Single by Judy Rodman

from the album Judy
- B-side: "Do You Make Love as Well as You Make Music"
- Released: April 1986
- Genre: Country
- Length: 3:51
- Label: MTM
- Songwriter(s): Hank Riddle
- Producer(s): Tommy West

Judy Rodman singles chronology
| "I Sure Need Your Lovin'" (1985) | "Until I Met You" (1986) | "She Thinks That She'll Marry" (1986) |

= Until I Met You =

"Until I Met You" is a song written by Hank Riddle and recorded by American country music artist Loretta Lynn for her 1980 album Lookin' Good.

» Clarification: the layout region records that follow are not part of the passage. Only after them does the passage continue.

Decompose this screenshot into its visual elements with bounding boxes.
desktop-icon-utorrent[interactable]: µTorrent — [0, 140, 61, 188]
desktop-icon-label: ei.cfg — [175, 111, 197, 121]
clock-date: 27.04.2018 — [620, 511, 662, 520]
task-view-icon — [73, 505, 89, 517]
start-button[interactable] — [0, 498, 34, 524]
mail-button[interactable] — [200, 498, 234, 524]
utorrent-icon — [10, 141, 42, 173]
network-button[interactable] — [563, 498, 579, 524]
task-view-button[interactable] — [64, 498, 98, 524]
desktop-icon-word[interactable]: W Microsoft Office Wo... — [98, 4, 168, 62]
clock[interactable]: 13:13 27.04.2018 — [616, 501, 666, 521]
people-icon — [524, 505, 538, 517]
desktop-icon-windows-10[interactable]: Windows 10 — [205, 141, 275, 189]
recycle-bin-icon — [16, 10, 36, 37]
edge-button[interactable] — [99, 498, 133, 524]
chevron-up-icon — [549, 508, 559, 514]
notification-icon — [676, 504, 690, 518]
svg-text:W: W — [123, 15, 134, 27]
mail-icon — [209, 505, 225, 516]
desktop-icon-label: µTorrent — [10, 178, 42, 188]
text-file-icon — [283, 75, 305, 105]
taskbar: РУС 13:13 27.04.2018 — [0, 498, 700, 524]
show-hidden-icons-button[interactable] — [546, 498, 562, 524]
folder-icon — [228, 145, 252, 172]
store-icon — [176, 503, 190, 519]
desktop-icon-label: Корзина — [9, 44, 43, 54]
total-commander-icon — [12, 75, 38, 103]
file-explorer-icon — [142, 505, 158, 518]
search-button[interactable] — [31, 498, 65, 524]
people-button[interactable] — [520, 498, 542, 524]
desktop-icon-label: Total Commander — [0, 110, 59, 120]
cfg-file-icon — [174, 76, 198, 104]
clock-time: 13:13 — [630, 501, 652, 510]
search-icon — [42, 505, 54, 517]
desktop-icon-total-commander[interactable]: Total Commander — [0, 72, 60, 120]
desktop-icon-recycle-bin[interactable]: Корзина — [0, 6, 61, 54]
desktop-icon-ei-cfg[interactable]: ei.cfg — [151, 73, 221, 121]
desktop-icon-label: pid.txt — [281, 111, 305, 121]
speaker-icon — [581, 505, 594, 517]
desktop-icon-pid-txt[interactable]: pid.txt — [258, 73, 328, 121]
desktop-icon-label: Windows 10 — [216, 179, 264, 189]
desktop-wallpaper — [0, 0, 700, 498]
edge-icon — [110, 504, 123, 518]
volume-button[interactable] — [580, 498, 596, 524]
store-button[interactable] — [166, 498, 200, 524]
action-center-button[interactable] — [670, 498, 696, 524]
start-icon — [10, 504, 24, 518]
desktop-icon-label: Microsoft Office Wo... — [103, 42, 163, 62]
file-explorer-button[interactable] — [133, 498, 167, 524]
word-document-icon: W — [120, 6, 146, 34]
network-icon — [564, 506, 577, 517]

American country music artist Judy Rodman recorded and released a version in April 1986 as the fourth single from her album Judy. The single was Rodman's fourth-issued single and her only song to reach number one on the Billboard Hot Country Songs chart.

==Content==
"Until I Met You" is slow tempo country ballad written by American songwriter, Hank Riddle. The song explains how a woman's life and everything she had previously known has changed since she has met her lover. Midway and towards the end of the song, a bridge explains how the woman's life has changed:

Now the stars don't shine the same
Everything's in a state of change
Twilight I knew
Until I met you

==Chart performance==
"Until I Met You" was released as Rodman's third official single, as well as her first single of 1986. The song peaked at number one on the Hot Country Songs the week of July 19, becoming Rodman's only single to reach the top spot during her career. In addition, the single also peaked at number one on the Cashbox, Gavin Report, and Radio & Records country charts that same year. From this hit, Rodman was officially able to release her debut album that year entitled, Judy that also included her hits from the previous year, as well as Rodman's next single, "She Thinks That She'll Marry."